誠人は何か重大なことを寧音が口にすると思い、部屋には緊張が漂う。一滴唾をごくりと呑み込み、額に汗を一滴流す。


「わたし……先輩の事がずっと前から好きでした!こんなわたしでよければ嫁に貰ってください!!」


部屋はシーンと静まり返る。割れた窓からは自衛隊のものと思われる戦車やヘリ消防隊、警察のものと言ったサイレンやら聞こえてくる。同時に割れた窓からは冷たい風が入り込み、その風に乗るようにして血と火薬、火、生ごみ、自然やらの匂いが鼻孔を擽ってくる《くすぐってくる》。


「…………テイ」


「あふッ!なにするんですか先輩!痛いですよぉ!」


寧音のおでこに一発デコピンを入れる。


「何するんですか!じゃねぇよ!真面目に答えろ」


「分かりました先輩。先輩……」


再び部屋共に誠人の体には緊張が走り、唾を一滴呑み込み額に汗を一滴流す。


「……嫁がだめならセフレでも良いのでお願いします!!」


部屋はシーンと静まり返る。割れた窓からは自衛隊のものと思われる戦車やヘリ消防隊、警察のものと言ったサイレンやら聞こえてくる。同時に割れた窓からは冷風が入り込み、その冷風に乗るようにして血と火薬、火、生ごみ、自然やらの匂いが鼻孔を擽ってくる。


「…………テイ」


「あふッ!なにするんですか先輩!痛いですよぉ!」


寧音のおでこに再び一発デコピンを入れる。


「お願いします!先輩!嫁かセフレにしてください!!」


「今度は強烈な一発を入れてやろうか?」


誠人はデコピンをする素振りを見せながら不敵に笑う。目には苛立ちで満ち溢れていた。


「じゃあ、彼女にしてください。お願いします。わたし先輩の事が本気で好きなんです。お願いします。先輩。お願いします」


先ほどとは違い静かに真剣に語る。どうやら寧音の誠人への対する感情は嘘偽りの無い本物らしい。
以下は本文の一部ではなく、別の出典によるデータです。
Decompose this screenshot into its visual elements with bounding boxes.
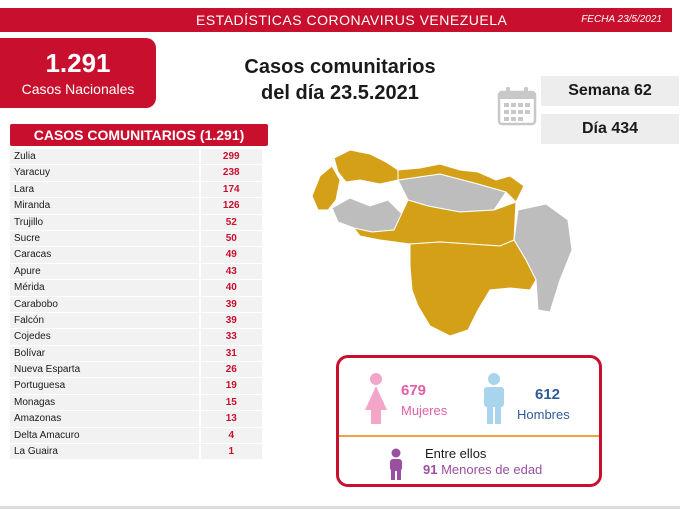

ここで再び寧々の容姿を見つめ直す。綺麗な黄色に近い円らな瞳に茶髪ミディアムヘアのスレンダーな体躯。何かスポーツをやっていたのかほんのすこしある筋肉。Cカップには到底及ばないBカップの胸。紺色と青を基調としたデザインセーラー服。その容姿は計算して作られたかのような美貌共に美貌。そんな彼女に目を奪われない男性がいるだろうか。


「わ、分かった」


彼女の……寧音の本気の気持ちに根負けし、渋々と言った感じで了承する。確かに彼女は可愛い。凄く可愛い。タイプだ。


だが、実際問題話したことが一度もなければ顔を合わせたこともない。いや、覚えてないだけかもしれないが。


「ほ、本当ですか!?」


寧音の表情がパァ!と明るく嬉しそうになる。


「だが、一つ〝試練〟《ミッション》を与える」


人差し指を立て、不敵な笑みを浮かべる。


「試練?」


その言葉に首を傾げ、唾を一滴呑み込み額に汗を一滴流す。


「あぁ。俺を全力で落とせ。惚れさせろ」


「もしそれができたら?」


「そうだなぁ……〝結婚〟しよう」


イケボでそう確かに言った。寧音顔を赤らめる。〝結婚〟。その言葉が何を意味するか。皆が皆結婚の意味を理解していると嘆くが、その根拠はなく、例え根拠があったとしても9割の人は間違っている。


二人が結婚し幸せな家庭を気づくのは気が遠くなるほど先の話。